Wages hovered around £20 per week for day shifts (6.55am-4.25pm) or £9 for evening stints (either 11.40am-4.55pm or 4.55pm-9.25pm), with provisions for part-timers.

Around this period, production soared to over seven million rusks weekly, attracting spectators eager to experience the mesmerising visual, auditory and olfactory delights as countless golden biscuits cascaded from elongated ovens directly onto the packaging terminals.

By 1968, Farley's Infant Food had evolved beyond a high rusk industry and became part of Glaxo Laboratories, which was already producing baby foods and a wide range of pharmaceutical products.

Glaxo, like Farley, originated in the 19th century in New Zealand, starting as a milk drying operation before expanding.
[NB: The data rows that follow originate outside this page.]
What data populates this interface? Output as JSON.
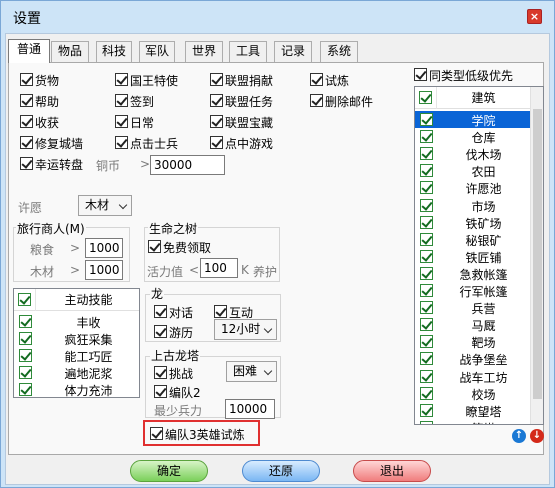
{
  "window": {
    "title": "设置",
    "close_glyph": "×"
  },
  "tabs": [
    "普通",
    "物品",
    "科技",
    "军队",
    "世界",
    "工具",
    "记录",
    "系统"
  ],
  "options": {
    "col1": [
      "货物",
      "帮助",
      "收获",
      "修复城墙",
      "幸运转盘"
    ],
    "col2": [
      "国王特使",
      "签到",
      "日常",
      "点击士兵"
    ],
    "col3": [
      "联盟捐献",
      "联盟任务",
      "联盟宝藏",
      "点中游戏"
    ],
    "col4": [
      "试炼",
      "删除邮件"
    ]
  },
  "copper": {
    "label": "铜币",
    "op": ">",
    "value": "30000"
  },
  "wish": {
    "label": "许愿",
    "value": "木材"
  },
  "merchant": {
    "title": "旅行商人(M)",
    "food_label": "粮食",
    "food_op": ">",
    "food_value": "1000",
    "wood_label": "木材",
    "wood_op": ">",
    "wood_value": "1000"
  },
  "tree": {
    "title": "生命之树",
    "free_label": "免费领取",
    "energy_label": "活力值",
    "energy_op": "<",
    "energy_value": "100",
    "energy_unit": "K",
    "maintain_label": "养护"
  },
  "skills": {
    "header": "主动技能",
    "items": [
      "丰收",
      "疯狂采集",
      "能工巧匠",
      "遍地泥浆",
      "体力充沛"
    ]
  },
  "dragon": {
    "title": "龙",
    "talk_label": "对话",
    "interact_label": "互动",
    "play_label": "游历",
    "play_value": "12小时"
  },
  "tower": {
    "title": "上古龙塔",
    "challenge_label": "挑战",
    "difficulty": "困难",
    "team2_label": "编队2",
    "min_troops_label": "最少兵力",
    "min_troops_value": "10000"
  },
  "hero_trial": {
    "label": "编队3英雄试炼",
    "highlight_color": "#e03030"
  },
  "buildings": {
    "same_type_label": "同类型低级优先",
    "header": "建筑",
    "items": [
      "学院",
      "仓库",
      "伐木场",
      "农田",
      "许愿池",
      "市场",
      "铁矿场",
      "秘银矿",
      "铁匠铺",
      "急救帐篷",
      "行军帐篷",
      "兵营",
      "马厩",
      "靶场",
      "战争堡垒",
      "战车工坊",
      "校场",
      "瞭望塔",
      "箭塔"
    ],
    "selected": "学院"
  },
  "buttons": {
    "ok": "确定",
    "restore": "还原",
    "exit": "退出"
  },
  "colors": {
    "accent": "#0a64d6",
    "highlight": "#e03030"
  }
}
In 1975, Glaxo-Farley foods was established with its head office on the Torr site.

The company now produced not only Farley's Rusk and other cereal products, but also brands such as Ostermilk, Complan, Glucodin and Casilan.

Quality checking Farley's Rusks on the Plymouth production line in 1942
Quality checking Farley's Rusks on the Plymouth production line in 1942 -Credit:The Box Plymouth

The Glaxo factory in Kendall, Cumbria, built in 1962 opposite the Milk Marketing Board Creamery, was expanded twice in the 1970s, enabling it to process over 120,000 gallons of milk daily.

By the end of the decade, the joint enterprise employed more than 1,100 staff, with over two-thirds based in Plymouth. However, job security fears soon dominated local news following reports that Boots were set to acquire the Farley interest, which they did in 1986.

The Torr site continued operations until 1990 when it closed. Four years later, HJ Heinz purchased the company in a deal worth £94 million.

Safeway subsequently built a superstore on the former site, which was later taken over and rebranded by Morrisons.